Switching Gears
I’m a person who loves a system. I streamline and organize and improve processes by nature. I’ve done it since I was little (just ask my Marge, who still has nightmares about me re-organizing her kitchen drawers!). In my pre-motherhood life, I had the household chores assigned to a day of the week:
Mondays: Grocery Shopping
Tuesdays: Admin things (bill paying, phone calls, appointment making, etc)
Wednesdays: Cleaning & houseplant watering
ETC
Here we are in the Motherhood days, though, and my systems and schedules are often dictated by the needs of a small human who has been teething nonstop since 6 months old. Intense teething weeks are hard. Nothing extra happens. The Wednesday house cleaning gets pushed to Friday, then to Sunday, then maybe, sometimes til the following Wednesday (how long can she stand a dirty house?). It was maddening in the beginning, but I think, by now, I’ve learned to re-use my to-do list until the things are accomplished or just set aside. I don’t cross nearly as many items off of my lists. My systems aren’t the boss of me; they’re simply a tool I use.
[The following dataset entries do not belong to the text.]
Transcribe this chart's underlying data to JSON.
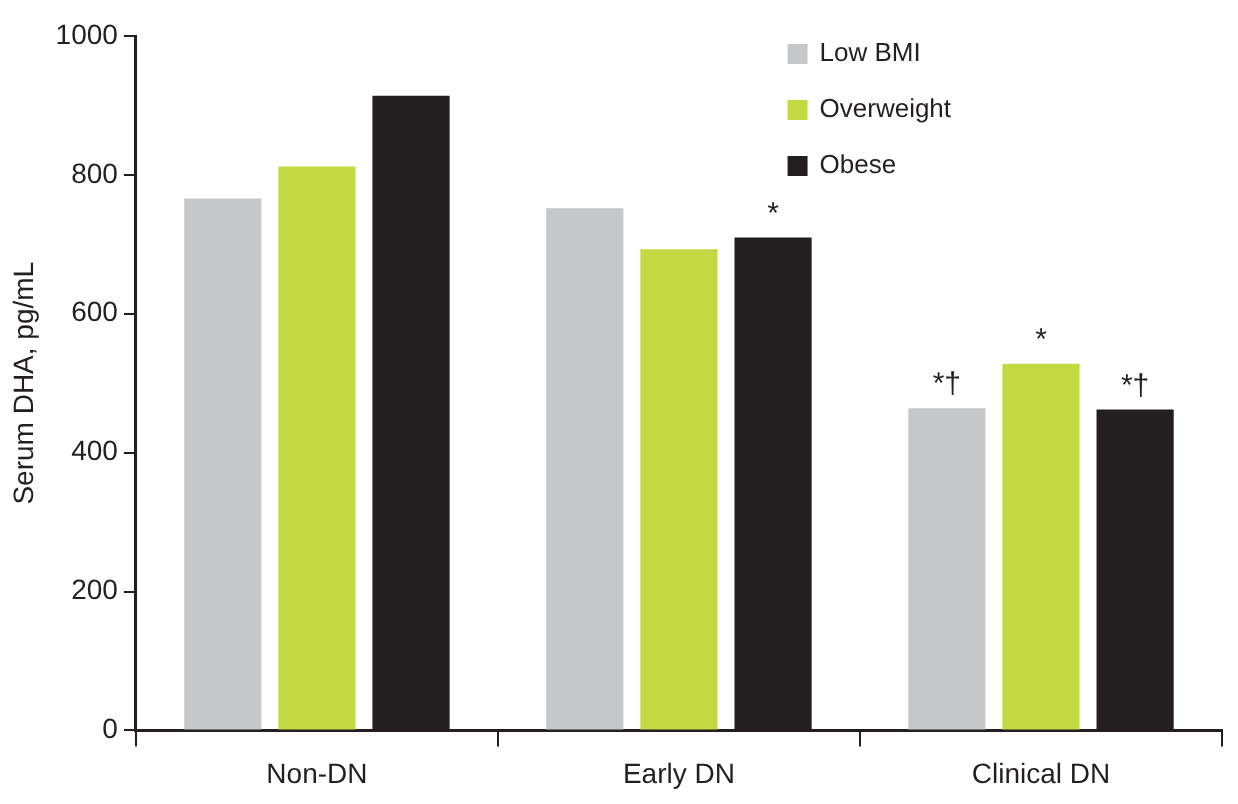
{
  "chart_data": {
    "type": "bar",
    "ylabel": "Serum DHA, pg/mL",
    "categories": [
      "Non-DN",
      "Early DN",
      "Clinical DN"
    ],
    "series": [
      {
        "name": "Low BMI",
        "color": "#c6c7c9",
        "values": [
          766,
          752,
          464
        ]
      },
      {
        "name": "Overweight",
        "color": "#c2d941",
        "values": [
          812,
          693,
          528
        ]
      },
      {
        "name": "Obese",
        "color": "#231f20",
        "values": [
          914,
          710,
          462
        ]
      }
    ],
    "ylim": [
      0,
      1000
    ],
    "yticks": [
      0,
      200,
      400,
      600,
      800,
      1000
    ],
    "grid": false,
    "legend": "top right",
    "annotations": [
      "*",
      "*†",
      "*",
      "*†"
    ]
  }
}
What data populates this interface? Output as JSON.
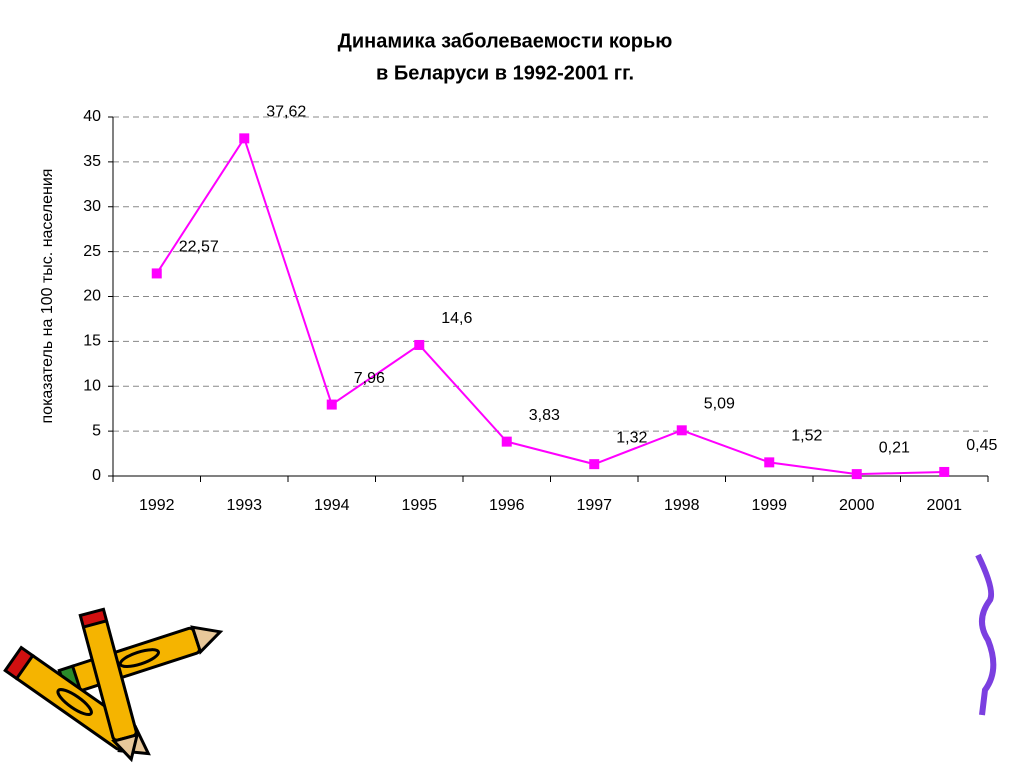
{
  "chart_data": {
    "type": "line",
    "title": "Динамика заболеваемости корью",
    "subtitle": "в Беларуси в 1992-2001 гг.",
    "y_label": "показатель на 100 тыс. населения",
    "categories": [
      "1992",
      "1993",
      "1994",
      "1995",
      "1996",
      "1997",
      "1998",
      "1999",
      "2000",
      "2001"
    ],
    "values": [
      22.57,
      37.62,
      7.96,
      14.6,
      3.83,
      1.32,
      5.09,
      1.52,
      0.21,
      0.45
    ],
    "value_labels": [
      "22,57",
      "37,62",
      "7,96",
      "14,6",
      "3,83",
      "1,32",
      "5,09",
      "1,52",
      "0,21",
      "0,45"
    ],
    "color": "#ff00ff",
    "ylim": [
      0,
      40
    ],
    "yticks": [
      0,
      5,
      10,
      15,
      20,
      25,
      30,
      35,
      40
    ],
    "grid": true
  }
}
I say all this to say: Systems aren’t everything.
We can follow as system to the letter and end up exhausted, angsty, or, as Micah says sometimes, “dead wrong,” which is to say: Technically correct, but dead on the inside, devoid of Love.
Whether it’s a roommate situation, a marriage, or a church family, the ‘way we’ve always done it,” the prior expectations, the rules we’ve made up for ourselves in the name of flourishing, at some point, fail, and then what do we do?
I was talking to a friend this week who is partnered to a person with a chronic mental health challenge. It isn’t the partnership they envisioned when they entered it. The way the terms of the partnership were defined before no longer fit, and that’s painful for all parties. When we find ourselves in a spot like this, do we disengage, or do we do the mourning work we need to and then get curious?
If we choose curiosity, I think we’re opening ourselves up to be governed, not by the systems that have worked in the past, not by broader societal expectations, but by Love. We start to ask ourselves questions like:
What’s the most generous interpretation of this situation?
What does this moment of life require of me that’s different? How do I meet this moment?
How can I honor my own feelings while being open to the changing needs of others?
What situations are mine to worry about, and which are best released?
How can I try to see myself and other folks the way God sees all of us?
These days I’m trying to be a person who switches gears graciously and relatively quickly. If I’m walking in step with Love, I trust that nothing is wasted in the midst of that change, and maybe, just maybe, there’ll be more life in the process, too.
May you be met in the midst of your systems this week by the Love that is there when you need an alternative. Amen.